B. Par annonce du 5 juillet 2019 puis déclaration du 30 juillet 2019, X.________ a interjeté appel contre ce jugement en concluant, principalement, à sa réforme en ce sens que l'opposition formée par X.________ à l'ordonnance pénale du 16 janvier 2018 est déclarée valable et la cause renvoyée au ministère public pour instruction préliminaire au sens des art. 355 et ss.

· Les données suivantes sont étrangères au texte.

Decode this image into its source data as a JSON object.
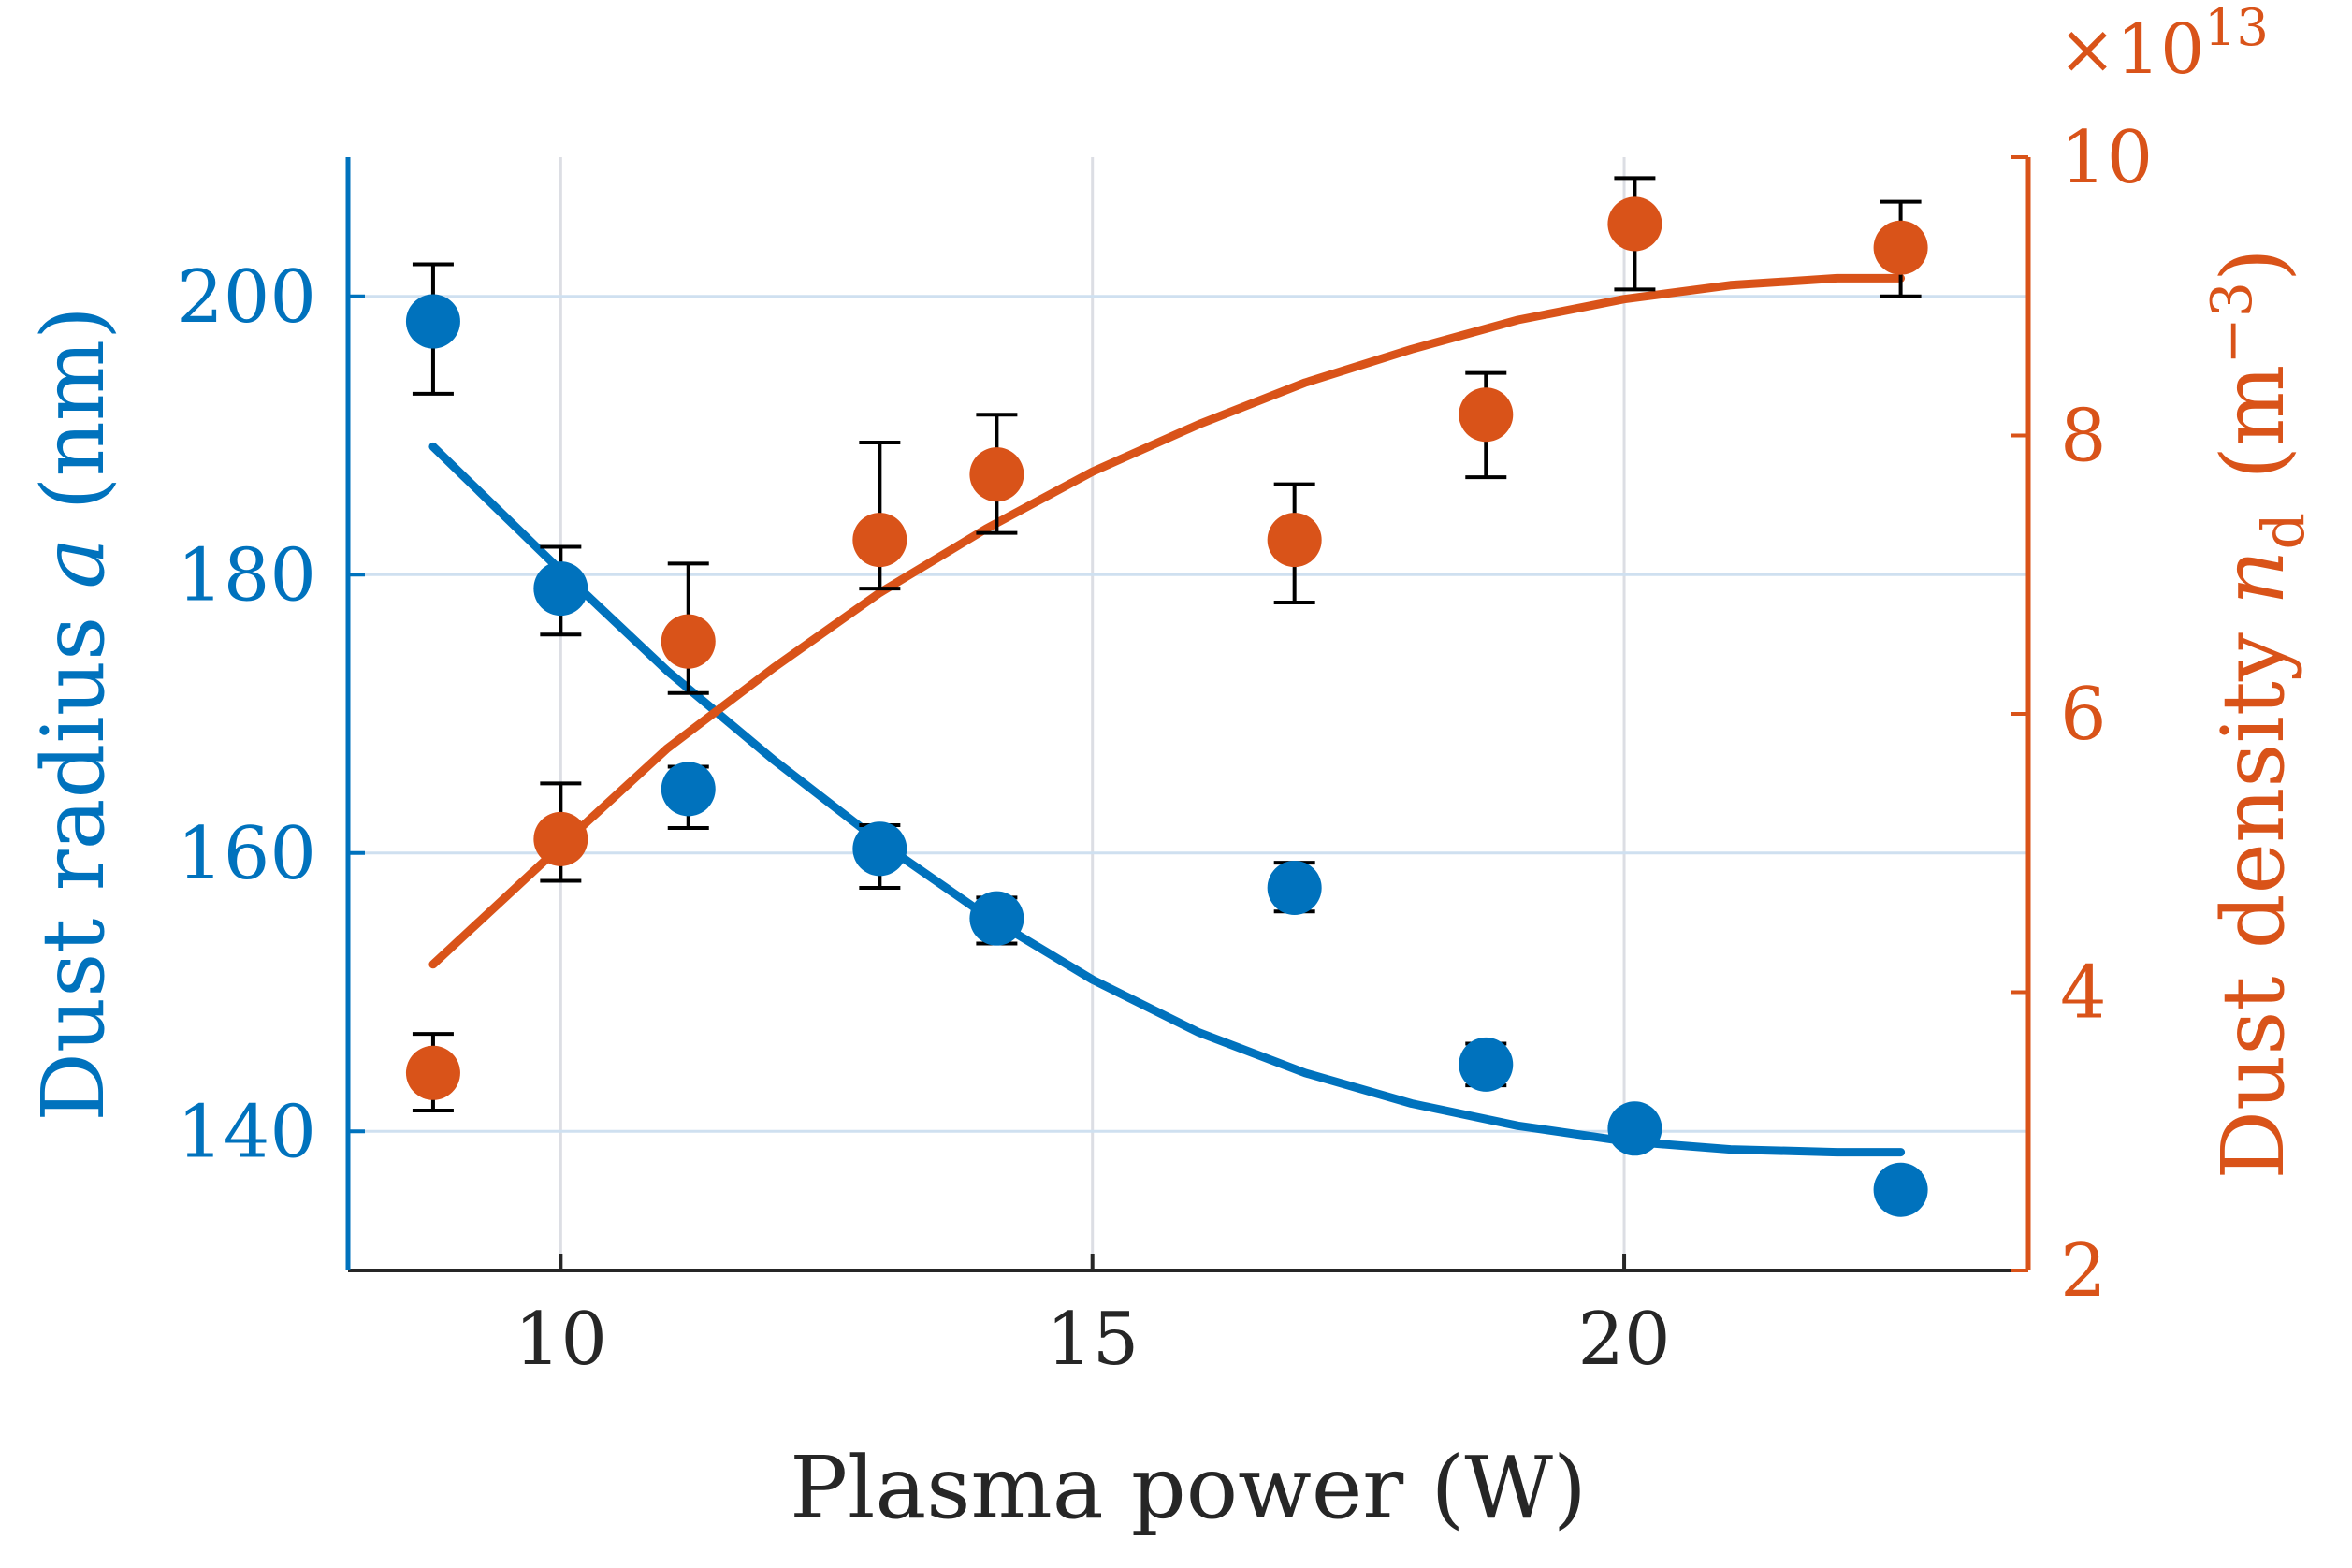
{
  "colors": {
    "left": "#0072BD",
    "right": "#D95319",
    "grid_x": "#dcdee4",
    "grid_y": "#cfe0f0",
    "text": "#262626",
    "errorbar": "#000000"
  },
  "chart_data": {
    "type": "scatter",
    "x_axis": {
      "label_parts": [
        "Plasma power (W)"
      ],
      "range": [
        8,
        23.8
      ],
      "ticks": [
        10,
        15,
        20
      ],
      "tick_labels": [
        "10",
        "15",
        "20"
      ],
      "grid": true
    },
    "y_left": {
      "label_parts": [
        "Dust radius ",
        "a",
        " (nm)"
      ],
      "range": [
        130,
        210
      ],
      "ticks": [
        140,
        160,
        180,
        200
      ],
      "tick_labels": [
        "140",
        "160",
        "180",
        "200"
      ],
      "grid": true
    },
    "y_right": {
      "label_parts": [
        "Dust density ",
        "n",
        "d",
        " (m",
        "−3",
        ")"
      ],
      "range": [
        2,
        10
      ],
      "ticks": [
        2,
        4,
        6,
        8,
        10
      ],
      "tick_labels": [
        "2",
        "4",
        "6",
        "8",
        "10"
      ],
      "multiplier_parts": [
        "×10",
        "13"
      ]
    },
    "series": [
      {
        "axis": "left",
        "points": [
          {
            "x": 8.8,
            "y": 198.2,
            "lo": 193.0,
            "hi": 202.3
          },
          {
            "x": 10.0,
            "y": 179.0,
            "lo": 175.7,
            "hi": 182.0
          },
          {
            "x": 11.2,
            "y": 164.6,
            "lo": 161.8,
            "hi": 166.2
          },
          {
            "x": 13.0,
            "y": 160.3,
            "lo": 157.5,
            "hi": 162.0
          },
          {
            "x": 14.1,
            "y": 155.3,
            "lo": 153.5,
            "hi": 156.8
          },
          {
            "x": 16.9,
            "y": 157.5,
            "lo": 155.8,
            "hi": 159.3
          },
          {
            "x": 18.7,
            "y": 144.8,
            "lo": 143.3,
            "hi": 146.3
          },
          {
            "x": 20.1,
            "y": 140.2,
            "lo": 139.2,
            "hi": 141.0
          },
          {
            "x": 22.6,
            "y": 135.8,
            "lo": 134.7,
            "hi": 137.0
          }
        ],
        "fit": {
          "x": [
            8.8,
            10,
            11,
            12,
            13,
            14,
            15,
            16,
            17,
            18,
            19,
            20,
            21,
            22,
            22.6
          ],
          "y": [
            189.2,
            180.3,
            173.1,
            166.7,
            160.8,
            155.5,
            150.9,
            147.1,
            144.2,
            142.0,
            140.4,
            139.3,
            138.7,
            138.5,
            138.5
          ]
        }
      },
      {
        "axis": "right",
        "points": [
          {
            "x": 8.8,
            "y": 3.42,
            "lo": 3.15,
            "hi": 3.7
          },
          {
            "x": 10.0,
            "y": 5.1,
            "lo": 4.8,
            "hi": 5.5
          },
          {
            "x": 11.2,
            "y": 6.52,
            "lo": 6.15,
            "hi": 7.08
          },
          {
            "x": 13.0,
            "y": 7.25,
            "lo": 6.9,
            "hi": 7.95
          },
          {
            "x": 14.1,
            "y": 7.72,
            "lo": 7.3,
            "hi": 8.15
          },
          {
            "x": 16.9,
            "y": 7.25,
            "lo": 6.8,
            "hi": 7.65
          },
          {
            "x": 18.7,
            "y": 8.15,
            "lo": 7.7,
            "hi": 8.45
          },
          {
            "x": 20.1,
            "y": 9.52,
            "lo": 9.05,
            "hi": 9.85
          },
          {
            "x": 22.6,
            "y": 9.35,
            "lo": 9.0,
            "hi": 9.68
          }
        ],
        "fit": {
          "x": [
            8.8,
            10,
            11,
            12,
            13,
            14,
            15,
            16,
            17,
            18,
            19,
            20,
            21,
            22,
            22.6
          ],
          "y": [
            4.2,
            5.05,
            5.75,
            6.33,
            6.87,
            7.33,
            7.74,
            8.08,
            8.38,
            8.62,
            8.83,
            8.98,
            9.08,
            9.13,
            9.13
          ]
        }
      }
    ]
  }
}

CPP. Subsidiairement, il a conclu à l'annulation du jugement et au renvoi de la cause à l'autorité inférieure pour nouvelle décision dans le sens des considérants. Il a également conclu à ce que les frais de la procédure d'appel soient laissés à la charge de l'Etat et à ce qu'une indemnité de 3'000 fr. lui soit allouée pour ses frais de défense.
C. Les faits retenus sont les suivants :
1. X.________, ressortissant français, est né le [...] 1984 à [...] en France. Il a effectué une partie de sa scolarité en Suisse au sein d’une école privée lausannoise et a obtenu sa maturité. Célibataire, il vit actuellement à Lausanne avec sa compagne et leur enfant né en août 2019. Il travaille de manière indépendante dans le domaine de la vente de produits provençaux. Il estime son chiffre d’affaire annuel à 100'000 fr. et son revenu annuel net entre 20’000 et 30’000 francs.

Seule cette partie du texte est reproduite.